Georg, please read carefully my analysis in bug 56940. I never wrote that + was exclusively a problem and += was not. I showed how + can lead to O(n**3) growth while += leads to O(n**2) growth (bad enough, just not as bad). Both are bugs. The patch in bug 56940 should land today or tomorrow (pending review), and fixes both cases. Your question about testing is stated oddly, because most people test what they need to use -- Java embedders need Rhino, C or C++ embedders need SpiderMonkey. But we do need another release candidate of SpiderMonkey 1.5, and I'll work with phil to do one that coincides with mozilla0.9.6's release. /be
> You've just characterized an O(n**2) growth rate bug -- bug 56940. > Please try the latest patch in that bug, which should fix things. > If that patch does fix this bug's symptoms, please mark this bug > a dup of 56940. Bug 56940 has now been fixed on the trunk (as of 2001-10-24).
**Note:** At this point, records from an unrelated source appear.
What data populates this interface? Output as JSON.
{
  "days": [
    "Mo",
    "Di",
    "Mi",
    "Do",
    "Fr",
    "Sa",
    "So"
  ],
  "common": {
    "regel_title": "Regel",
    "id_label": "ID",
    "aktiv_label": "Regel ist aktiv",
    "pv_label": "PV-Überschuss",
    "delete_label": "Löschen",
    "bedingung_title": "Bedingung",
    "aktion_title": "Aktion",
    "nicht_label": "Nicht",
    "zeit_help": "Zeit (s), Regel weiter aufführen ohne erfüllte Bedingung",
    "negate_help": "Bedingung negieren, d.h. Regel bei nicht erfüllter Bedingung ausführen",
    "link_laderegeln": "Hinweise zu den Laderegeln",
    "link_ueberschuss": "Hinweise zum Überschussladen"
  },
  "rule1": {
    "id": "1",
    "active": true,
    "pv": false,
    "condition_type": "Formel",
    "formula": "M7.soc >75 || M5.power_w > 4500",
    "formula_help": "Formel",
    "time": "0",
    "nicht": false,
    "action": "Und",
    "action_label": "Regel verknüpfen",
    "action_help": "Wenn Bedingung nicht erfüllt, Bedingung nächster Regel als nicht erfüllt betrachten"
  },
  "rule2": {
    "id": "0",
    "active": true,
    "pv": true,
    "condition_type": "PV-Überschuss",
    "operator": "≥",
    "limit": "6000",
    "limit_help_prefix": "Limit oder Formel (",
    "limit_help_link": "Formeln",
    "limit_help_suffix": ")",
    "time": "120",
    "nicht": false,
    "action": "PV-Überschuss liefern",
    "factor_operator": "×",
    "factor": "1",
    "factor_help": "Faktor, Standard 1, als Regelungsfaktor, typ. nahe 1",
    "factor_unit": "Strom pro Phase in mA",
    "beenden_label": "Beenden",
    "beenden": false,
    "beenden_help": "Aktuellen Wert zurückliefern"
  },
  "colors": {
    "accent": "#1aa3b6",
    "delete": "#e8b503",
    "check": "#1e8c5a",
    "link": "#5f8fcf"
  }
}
So - using Mozilla trunk binary 20011026xx on my WinNT box: (All times in seconds) BEFORE 56940 FIX AFTER 56940 FIX Reduced testcase #1 220 7.5 Reduced testcase #2 210 6.5 Reduced testcase #3 105 1 Similar improvements on my Linux and Mac as well. Marking FIXED based on these astonishing results. Georg, could you try a build dated today or after and confirm that you don't crash? You can get a tarball for example at: ftp://ftp.mozilla.org/pub/mozilla/nightly/2001-10-26-08-trunk If in fact you don't crash, you can mark this bug "Verified". If you do crash, well... I will cry!
Status: NEW → RESOLVED
Closed: 24 years ago
Resolution: --- → FIXED
Summary: DOM needs to police JS memory usage [WAS: memory leak with crash] → memory leak with crash
I've forwarded this message as ToDo for monday to my working place to do the test on mondy, when I'm back at the critical machine. I hope, that you do not need to cry ;-)
No need to cry! With the linux tarball from ftp://ftp.mozilla.org/pub/mozilla/nightly/2001-10-26-08-trunk no more crashes happen and the page is visible within about 15 seconds (instead of crashing after 5 minutes). Yeah! Thanks a lot.